His reasoning was grounded in several key points:

=== Sale versus loan ===
Francesco argued that the transfer of a government bond was a sale of a financial claim, not a loan of money. According to canon law, usury could arise only from a loan, not from a sale. When an investor purchased a government security, he did not lend money to either the city or the seller but paid a price to assume the seller’s claim against the state. Any gain realized was thus a profit from purchase, not interest on a loan.

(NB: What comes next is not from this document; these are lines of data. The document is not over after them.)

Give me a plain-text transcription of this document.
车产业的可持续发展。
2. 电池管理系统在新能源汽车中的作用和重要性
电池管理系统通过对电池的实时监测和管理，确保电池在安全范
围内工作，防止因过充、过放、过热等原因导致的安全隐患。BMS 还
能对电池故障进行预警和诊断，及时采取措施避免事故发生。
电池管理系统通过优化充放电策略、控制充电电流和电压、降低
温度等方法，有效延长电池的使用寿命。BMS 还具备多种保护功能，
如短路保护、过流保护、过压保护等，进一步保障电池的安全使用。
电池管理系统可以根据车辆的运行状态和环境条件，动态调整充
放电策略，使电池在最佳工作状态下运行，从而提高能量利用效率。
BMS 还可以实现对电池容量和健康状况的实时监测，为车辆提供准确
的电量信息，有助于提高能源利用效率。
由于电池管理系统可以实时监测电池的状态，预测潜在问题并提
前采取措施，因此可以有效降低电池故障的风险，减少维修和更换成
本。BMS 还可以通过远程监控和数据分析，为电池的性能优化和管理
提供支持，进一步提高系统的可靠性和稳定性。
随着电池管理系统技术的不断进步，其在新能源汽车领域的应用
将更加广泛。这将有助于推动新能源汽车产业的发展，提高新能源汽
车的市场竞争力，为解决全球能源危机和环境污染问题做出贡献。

=== A right, not a physical good ===
The object of sale was a right — the right to collect income and principal from the government — rather than a tangible good or money. The buyer effectively stepped into the lender’s place as creditor without lending new funds. Therefore, the transaction was a legitimate sale of a claim, not a disguised loan.

=== Risk and uncertainty (venditio sub dubio) ===
Francesco emphasized that the value of these credits was uncertain because repayment by the state was doubtful. By the mid-14th century, Florentine public debts were often irredeemable or subject to default, so market prices fluctuated widely. Thus, the sale of Monte credits was a venditio sub dubio (“sale under doubt”) — a risky exchange with uncertain outcome. Any eventual profit was a lawful reward for assuming risk, not usurious interest.

=== Analogy to insurance ===
Francesco compared bond transactions to marine insurance, which was permitted by the Church. In both cases, the purchaser or insurer accepted risk in exchange for payment. Just as insurance premiums were lawful, the bond-buyer’s profit was a legitimate return for bearing risk rather than interest on a loan.
His reasoning departed from the traditional periculum sortis argument (risk to capital), since the transaction was not a loan at all but a sale of an uncertain income right. The buyer provided a valuable service by assuming the risk of non-payment, morally justifying any profit received.

== Influence ==
Francesco da Empoli’s defense of the Monte’s secondary market was innovative and influential. Though some Dominican and Augustinian theologians continued to oppose him, his views gained wide acceptance among Florentine officials, investors, and canon lawyers.

In 1383, the city of Florence formally incorporated his reasoning into statute, assuring investors that they could receive interest payments “without any scruple of conscience.” His treatise was later cited and endorsed by jurist Lorenzo di Antonio Ridolfi in Tractatus de usuris (1403), which reproduced large portions of Francesco’s work.
Through these channels, his ideas entered the broader scholastic debate on the legitimacy of public debt, marking a significant early contribution to the history of economic thought.